To run an example chain ensemble we provide an python script in [chain_example.py](./src/chain_example.py) that runs a chain of LLama3-8B-instruct, Flan-UL2, and GPT-4o. The code has three command line arguments: 
- `-d` The dataset to use. The user is expected to enter "SemEval2016", "misinfo" or "ibc". The [SemEval2016](https://www.saifmohammad.com/WebPages/StanceDataset.htm) dataset is used for the stance detection task, the [misinfo](https://github.com/skgabriel/mrf-modeling) dataset is available for the misinformation detection task, and the [ibc](https://github.com/SALT-NLP/LLMs_for_CSS/tree/main/css_data/ibc) dataset is available for ideology detection task.
- `-o` The directory to output the chain results.
- `-n` The number of samples to select from said dataset. Specify -1 to use the entire dataset. Default is 10.

```bash
$ python scripts/chain_example.py -d SemEval2016 -o ./chain_out -n 20
```

### Labeling Entire Datasets and Simulating Chain Ensembles

We also provide an interface for labeling entire datasets with LLMs and analyzing their results post-hoc to run simulations of chain ensembles. To label entire datasets we provide a python script in [llm_label.py](./scripts/llm_label.py) that runs with the following command line arguments.

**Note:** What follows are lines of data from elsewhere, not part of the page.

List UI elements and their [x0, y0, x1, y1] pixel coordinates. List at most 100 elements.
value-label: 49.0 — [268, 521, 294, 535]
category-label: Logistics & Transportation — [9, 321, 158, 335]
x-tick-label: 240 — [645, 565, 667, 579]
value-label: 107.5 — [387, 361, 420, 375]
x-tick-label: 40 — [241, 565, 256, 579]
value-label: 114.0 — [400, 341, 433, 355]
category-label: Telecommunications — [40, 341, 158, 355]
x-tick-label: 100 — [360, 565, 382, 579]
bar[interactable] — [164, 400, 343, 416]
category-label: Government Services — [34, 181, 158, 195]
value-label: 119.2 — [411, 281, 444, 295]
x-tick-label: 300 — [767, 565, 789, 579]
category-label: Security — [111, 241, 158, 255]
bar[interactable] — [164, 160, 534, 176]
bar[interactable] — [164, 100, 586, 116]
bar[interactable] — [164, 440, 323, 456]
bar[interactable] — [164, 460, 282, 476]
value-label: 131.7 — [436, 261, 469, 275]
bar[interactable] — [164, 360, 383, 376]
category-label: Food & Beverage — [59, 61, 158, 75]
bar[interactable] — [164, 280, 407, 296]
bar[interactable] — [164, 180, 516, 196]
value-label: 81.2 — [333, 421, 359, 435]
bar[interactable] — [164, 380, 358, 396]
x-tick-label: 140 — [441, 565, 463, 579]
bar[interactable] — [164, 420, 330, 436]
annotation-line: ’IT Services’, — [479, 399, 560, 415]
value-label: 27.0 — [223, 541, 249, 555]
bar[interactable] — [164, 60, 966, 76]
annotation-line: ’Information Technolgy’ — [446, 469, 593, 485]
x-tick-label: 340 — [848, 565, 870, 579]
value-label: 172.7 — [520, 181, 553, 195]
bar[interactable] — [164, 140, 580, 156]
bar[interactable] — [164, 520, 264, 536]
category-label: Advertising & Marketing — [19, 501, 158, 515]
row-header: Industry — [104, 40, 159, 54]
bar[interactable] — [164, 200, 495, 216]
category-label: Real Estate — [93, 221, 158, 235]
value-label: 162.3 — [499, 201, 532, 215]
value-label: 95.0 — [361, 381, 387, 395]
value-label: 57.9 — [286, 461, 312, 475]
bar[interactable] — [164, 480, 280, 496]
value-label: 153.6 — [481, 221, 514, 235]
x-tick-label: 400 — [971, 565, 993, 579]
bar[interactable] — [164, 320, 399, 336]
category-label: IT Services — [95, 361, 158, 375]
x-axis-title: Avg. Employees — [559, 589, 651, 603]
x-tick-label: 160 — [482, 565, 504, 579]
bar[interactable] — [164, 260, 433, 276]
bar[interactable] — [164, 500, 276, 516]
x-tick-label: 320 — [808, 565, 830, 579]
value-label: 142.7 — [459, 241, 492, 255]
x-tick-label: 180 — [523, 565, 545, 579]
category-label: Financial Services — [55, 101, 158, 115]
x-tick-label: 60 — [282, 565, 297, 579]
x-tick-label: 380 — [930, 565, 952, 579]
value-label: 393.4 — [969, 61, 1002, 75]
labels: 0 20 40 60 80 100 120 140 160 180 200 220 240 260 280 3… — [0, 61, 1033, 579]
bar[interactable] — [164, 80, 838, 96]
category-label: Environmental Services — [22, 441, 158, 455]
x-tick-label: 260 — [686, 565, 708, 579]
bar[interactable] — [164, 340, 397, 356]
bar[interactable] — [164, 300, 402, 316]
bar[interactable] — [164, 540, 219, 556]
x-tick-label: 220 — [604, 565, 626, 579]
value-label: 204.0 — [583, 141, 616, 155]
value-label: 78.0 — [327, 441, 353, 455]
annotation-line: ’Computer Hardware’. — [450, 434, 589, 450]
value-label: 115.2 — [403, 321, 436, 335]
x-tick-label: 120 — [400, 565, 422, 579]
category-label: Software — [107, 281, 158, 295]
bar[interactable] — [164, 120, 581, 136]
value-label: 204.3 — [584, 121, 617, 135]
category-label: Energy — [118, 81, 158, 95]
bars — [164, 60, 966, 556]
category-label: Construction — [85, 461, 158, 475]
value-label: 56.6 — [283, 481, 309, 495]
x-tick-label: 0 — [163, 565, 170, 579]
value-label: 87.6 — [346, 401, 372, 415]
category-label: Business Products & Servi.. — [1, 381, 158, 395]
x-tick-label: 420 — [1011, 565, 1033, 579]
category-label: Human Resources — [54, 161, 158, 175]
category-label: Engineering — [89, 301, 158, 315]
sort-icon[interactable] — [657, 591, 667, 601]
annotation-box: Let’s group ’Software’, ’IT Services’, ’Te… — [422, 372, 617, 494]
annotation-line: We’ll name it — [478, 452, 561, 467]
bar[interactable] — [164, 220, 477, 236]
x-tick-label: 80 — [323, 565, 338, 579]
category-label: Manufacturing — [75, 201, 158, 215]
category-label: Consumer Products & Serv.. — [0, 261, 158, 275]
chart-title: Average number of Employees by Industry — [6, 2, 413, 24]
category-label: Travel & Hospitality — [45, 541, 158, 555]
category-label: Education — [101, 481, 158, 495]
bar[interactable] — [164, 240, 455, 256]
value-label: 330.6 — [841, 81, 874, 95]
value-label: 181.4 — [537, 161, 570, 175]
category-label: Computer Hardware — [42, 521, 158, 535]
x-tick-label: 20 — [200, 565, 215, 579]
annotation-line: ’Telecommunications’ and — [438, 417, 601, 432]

- `-m` The model to use to label the dataset. Select from  "flan-ul2", "llama3-8B-instruct", "phi3-medium", "mistral-7B-instruct", "gpt-4o", and "gpt-4o-mini".
- `-d` The dataset to label. The user is expected to enter "SemEval2016", "misinfo" or "ibc."
- `-o` The output directory to save labeled data.
- `-n` The number of samples to select from said dataset. Specify -1 to use the entire dataset. Default is 10.
- `q` Specify model quantization. Supported are "8" and "4" for 8 and 4 bit respectively. To load with full precision specify -q != 8 or 4. Default is  8.

```bash
python ./scripts/llm_label.py -m llama3-8B-instruct -d "SemEval2016" -o "./llama_test/" -n -1 -q 0
```

Once you have fully labeled datasets, you can run a simple simulation across them in a separate notebook or python script using the functions provided by the [chain_sim.py](./src/chain_ensembles/chain_sim.py) module. Set up the script with the following code.

```python
import pandas as pd
from chain_ensembles import get_combinations, chain_dataframes, backward_pass

llama_link = pd.read_pickle("./llama_test/results_df.pkl")
flan_link =  pd.read_pickle("./flan_test/results_df.pkl")
gpt_link =  pd.read_pickle("./gpt_test/results_df.pkl")

links = [llama_link, flan_link, gpt_link]
names = ["llama", "flan", "gpt", "mistral", "phi"]
```

To run a single chain ensemble iteration, use the `chain_dataframes` and `backward_pass` functions.

```python
chained_df = chain_dataframes(links, "Stance")
ensembled_df = backward_pass(chained_df, len(links))
```

To run a chain ensemble for all length `3` permutations of our links run the `get_permutations` function.

```python
sim_results_df = get_permutations(links, names, 3, "Stance", n_trails=20, backward = True)
```

**Note:** We assume all datasets used in the simulation come from the labeling function. It's critical that the dataset columns are in the same order from the labeler. If you are using the llm_label.py script, then this is handled for you automatically.